Operação da PF investiga grupo suspeito de promover migração clandestina para os EUA em Governador Valadares

Operação Contrabando de Almas cumpriu quatro mandados de busca em três cidades e teve sequestro de até R$ 10 milhões autorizado pela Justiça Federal.

27/05/2026 às 09:15 por Redação Plox

A Polícia Federal deflagrou, nesta quarta-feira (27), a Operação Contrabando de Almas para apurar um esquema de migração irregular de brasileiros para os Estados Unidos. A ação cumpriu mandados em Governador Valadares, no Leste de Minas, além de Nova Lima e Ibirité, na Região Metropolitana de Belo Horizonte.

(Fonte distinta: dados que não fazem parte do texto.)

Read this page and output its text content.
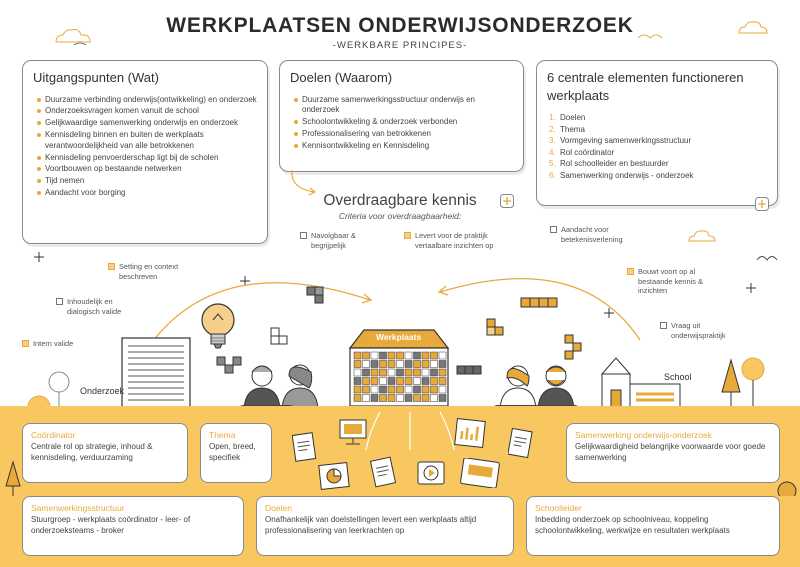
WERKPLAATSEN ONDERWIJSONDERZOEK
-WERKBARE PRINCIPES-
Uitgangspunten (Wat)
Duurzame verbinding onderwijs(ontwikkeling) en onderzoek
Onderzoeksvragen komen vanuit de school
Gelijkwaardige samenwerking onderwijs en onderzoek
Kennisdeling binnen en buiten de werkplaats verantwoordelijkheid van alle betrokkenen
Kennisdeling penvoerderschap ligt bij de scholen
Voortbouwen op bestaande netwerken
Tijd nemen
Aandacht voor borging
Doelen (Waarom)
Duurzame samenwerkingsstructuur onderwijs en onderzoek
Schoolontwikkeling & onderzoek verbonden
Professionalisering van betrokkenen
Kennisontwikkeling en Kennisdeling
6 centrale elementen functioneren werkplaats
1. Doelen
2. Thema
3. Vormgeving samenwerkingsstructuur
4. Rol coördinator
5. Rol schoolleider en bestuurder
6. Samenwerking onderwijs - onderzoek
Overdraagbare kennis
Criteria voor overdraagbaarheid:
Navolgbaar & begrijpelijk
Levert voor de praktijk vertaalbare inzichten op
Aandacht voor betekenisverlening
Setting en context beschreven
Bouwt voort op al bestaande kennis & inzichten
Inhoudelijk en dialogisch valide
Vraag uit onderwijspraktijk
Intern valide
Onderzoek
Werkplaats
School
Coördinator
Centrale rol op strategie, inhoud & kennisdeling, verduurzaming
Thema
Open, breed, specifiek
Samenwerking onderwijs-onderzoek
Gelijkwaardigheid belangrijke voorwaarde voor goede samenwerking
Samenwerkingsstructuur
Stuurgroep - werkplaats coördinator - leer- of onderzoeksteams - broker
Doelen
Onafhankelijk van doelstellingen levert een werkplaats altijd professionalisering van leerkrachten op
Schoolleider
Inbedding onderzoek op schoolniveau, koppeling schoolontwikkeling, werkwijze en resultaten werkplaats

Policial durante o cumprimento de mandado

Policial durante o cumprimento de mandado

Foto: Polícia Federal


Esquema teria emitido dezenas de passagens

Segundo a PF, diligências preliminares indicam a existência de uma estrutura criminosa responsável por agenciar pelo menos 130 pessoas. O grupo investigado teria organizado viagens com emissão de dezenas de passagens aéreas e uso de rotas clandestinas pela América Central e pelo México para levar brasileiros até os Estados Unidos.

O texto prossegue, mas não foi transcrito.